Asc399 Feb23

CONFIDENTIAL CD/FEB 2023/ASC399
UNIVERSITI TEKNOLOGI MARA

FINAL EXAMINATION
COURSE INSURANCE DATA ANALYTICS

COURSE CODE ASC399
EXAMINATION FEBRUARY 2023
TIME 2 HOURS
INSTRUCTIONS TO CANDIDATES
1. This question paper consists of four (4) questions.
2. Answer ALL questions in the Answer Booklet. Start each answer on a new page.
3. Do not bring any material into the examination room unless permission is given by the invigilator.
4. Please check to make sure that this examination pack consists of:
i. the Question Paper
ii. an Answer Booklet - provided by the Faculty
5. Answer ALL questions in English.
DO NOT TURN THIS PAGE UNTIL YOU ARE TOLD TO DO SO

This examination paper consists of 6 printed pages
© Hak Cipta Universiti Teknologi MARA CONFIDENTIAL

CONFIDENTIAL 2 CD/FEB 2023/ASC399
QUESTION 1
A campaign manager is interested in constructing a customer profile to predict whether the

voter will vote for their preferred party based on their profile condition. In this dataset, there
are three categorical attributes which are Age (Youth, Middle Aged and Senior), Location
(Rural and Urban), and Candidate (Charisma and Popular). Based on these 16 voters' data
information, answer the following questions.
ID Age Location Candidate Vote

1 Youth Urban Popular Yes
2 Middle Age Urban Charisma Yes
3 Senior Rural Popular No
4 Senior Urban Popular Yes
5 Youth Urban Charisma No
6 Middle Age Rural Charisma No
7 Middle Age Rural Popular No
8 Youth Urban Charisma Yes
9 Senior Rural Charisma Yes
10 Senior Urban Charisma No
11 Senior Rural Popular Yes
12 Youth Urban Popular Yes
13 Youth Urban Charisma No
14 Middle Age Urban Popular No
15 Youth Rural Popular Yes
16 Middle Age Rural Charisma Yes
a) Given the entropy value for Age is 0.9512.
i) Calculate the entropy value for Location and Candidate.

(6 marks)
ii) Based on i), determine the variable that should become the first splitting attributes as
the root node and explain the reason.
(2 marks)
iii) Draw the decision tree that can be obtained from ii).
(3 marks)

b) Two splitting alternatives using GINI as the splitting criterion produce the purity values as
shown below.
Split Alternative Purity Value

Variable A 0.8424
Variable B 0.1485
i) Which is consider as the best split? State your reason.

(3 marks)
ii) Information Gain is the basic criterion to decide whether a feature should be used to
split a node or not. It is also used to measure the reduction in entropy by splitting a
dataset according to a given value of a random variable.
Derive and explain the formula for Information Gain.
(3 marks)
iii) Given information as shown below:

Split 1 Split 2
Chi-square 12.4562389 27.9857342
df(r-1)(c-1) 1 1
p-value 0.000056 0.000049
logworth 5 10
Based on the table above, which split can be classified as the best split? Justify your
answer.
(3 marks)
QUESTION 2
a) The following is a two-way table on the distribution of smoking patients and the risk of
Heart Attack. Interpret the value of OR(Y=1)sm0ke if it is known that the odds ratio value is
3.
Heart Attack
Smoking Status Y=0 (Not at risk) Y=1 (At risk)
Non-Smokers 55 70
Smokers 45 30
(2 marks)

b) In SAS EMiner, the variable selection process can be done using a variable selection node
with two procedures related to correlation analysis and association analysis. Between
these two procedures:
• state which analysis is appropriate when the target is binary.
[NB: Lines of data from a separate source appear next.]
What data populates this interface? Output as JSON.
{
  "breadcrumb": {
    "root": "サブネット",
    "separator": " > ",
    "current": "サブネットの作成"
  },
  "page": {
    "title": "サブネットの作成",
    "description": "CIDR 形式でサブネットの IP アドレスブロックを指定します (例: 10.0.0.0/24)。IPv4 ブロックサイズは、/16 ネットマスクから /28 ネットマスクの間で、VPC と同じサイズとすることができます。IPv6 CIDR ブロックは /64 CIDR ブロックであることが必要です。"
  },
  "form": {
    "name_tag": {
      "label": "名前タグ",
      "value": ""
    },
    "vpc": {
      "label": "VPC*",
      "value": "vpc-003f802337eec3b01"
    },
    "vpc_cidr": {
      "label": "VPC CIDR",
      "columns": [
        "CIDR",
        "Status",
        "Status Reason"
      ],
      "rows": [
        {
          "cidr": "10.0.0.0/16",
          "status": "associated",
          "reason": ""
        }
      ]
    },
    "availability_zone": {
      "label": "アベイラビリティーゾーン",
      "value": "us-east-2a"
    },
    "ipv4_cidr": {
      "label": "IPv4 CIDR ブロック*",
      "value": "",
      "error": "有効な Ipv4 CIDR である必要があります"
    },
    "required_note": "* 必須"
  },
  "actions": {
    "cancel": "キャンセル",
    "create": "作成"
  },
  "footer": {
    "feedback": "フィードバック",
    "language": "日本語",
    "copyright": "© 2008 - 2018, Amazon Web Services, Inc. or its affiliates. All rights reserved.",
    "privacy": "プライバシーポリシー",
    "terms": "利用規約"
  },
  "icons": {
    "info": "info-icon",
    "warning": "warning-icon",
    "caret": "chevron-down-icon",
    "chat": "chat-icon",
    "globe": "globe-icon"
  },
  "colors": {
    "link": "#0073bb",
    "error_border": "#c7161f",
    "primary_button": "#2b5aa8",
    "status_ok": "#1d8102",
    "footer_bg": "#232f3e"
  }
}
• specify the test statistic involved in the selected analysis.
• explain how an input is selected using the chosen analysis.
(3 marks)
c) An insurance company has examined a random sample of 1,900 automobile accident

claims. A logistic regression model is fitted to this data with the target being coded as 1
for a case that was fraudulent, and 0 otherwise. The five inputs included in the models
are:
City = 1 if the claimant lived in a large city, 0 otherwise;
Gender = 1 for male, 0 for female;
Age = age in years;
Fault = 1 if the fault in the accident was that policy holder's fault, 0 otherwise;
Deductible = Deductible amount (in RM)
The model estimates for the logarithm of the odds of fraud Z is:
Z = 53.119 - 0.081 City + 0.367Gender + 0.006Age - 1.738Fault - 0.142Deductible
i) Explain the odds ratio for fraud in an accident where the policyholder was at fault,
assuming all other inputs are constant.
(3 marks)
ii) Explain the odds ratio for fraud in an accident where the policyholder is a male,
assuming all other inputs are constant.
(3 marks)
iii) Determine whether the odds ratio for fraud increase or decrease with age and explain
the value.
(4 marks)
iv) Find the probability of fraud in a claim by a male policyholder aged 30 years, who lives
in a major city, has a deductible of RM400 and who was not at fault in the accident.
Interpret the value.
(5 marks)

QUESTION 3
a) Neural networks have the ability to learn by example by taking specific inputs and turning
them into a specific output. Explain how a neural network model can be kept up to date.
(4 marks)
b) A typical neural network model has an input layer, a second layer known as the hidden
layer and an output layer. In general, what is the minimum number of hidden layers
sufficient for the model? State ONE (1) advantage and ONE (1) disadvantage of having a
wider layer.
(3 marks)
c) Explain ONE (1) general use of Artificial Neural Network in data analytics and give TWO
(2) of its commercial practical applications.
(3 marks)
QUESTION 4
a) Based on the following fit statistics, specify which model is prone to have overfitting
problem. Show your workings.
Train: Valid:
Train: Valid:
Model Average Average Train: Valid:
ROC ROC
Description Squared Squared Mis. Rate Mis. Rate
Index Index
Error Error
StepWLog 0.1343 0.1360 0.1965 0.1908 0.8480 0.8440
ChaidDT 0.1306 0.1358 0.1884 0.1916 0.8560 0.8420
(4 marks)
b) Given the following confusion matrix for Model X. Calculate the values of sensitivity,
specificity and misclassification rate.
Predicted Accepted Predicted Rejected

Accept 1000 500
Reject 2500 6000
(3 marks)

c) The sensitivity and specificity values are sensitive to the imbalance samples of Y = 1
versus Y = 0 cases. Explain this situation and state one approach to overcome this
problem.
(3 marks)
END OF QUESTION PAPER

Asc399 Feb23

Uploaded by

Copyright:

Available Formats

You might also like

Asc399 Feb23

Uploaded by

Document Information

Original Description:

Original Title

Copyright

Available Formats

Share this document

Share or Embed Document

Sharing Options

Did you find this document useful?

Is this content inappropriate?

Copyright:

Available Formats

Asc399 Feb23

Uploaded by

Copyright:

Available Formats

CONFIDENTIAL CD/FEB 2023/ASC399

UNIVERSITI TEKNOLOGI MARA

COURSE INSURANCE DATA ANALYTICS

1. This question paper consists of four (4) questions.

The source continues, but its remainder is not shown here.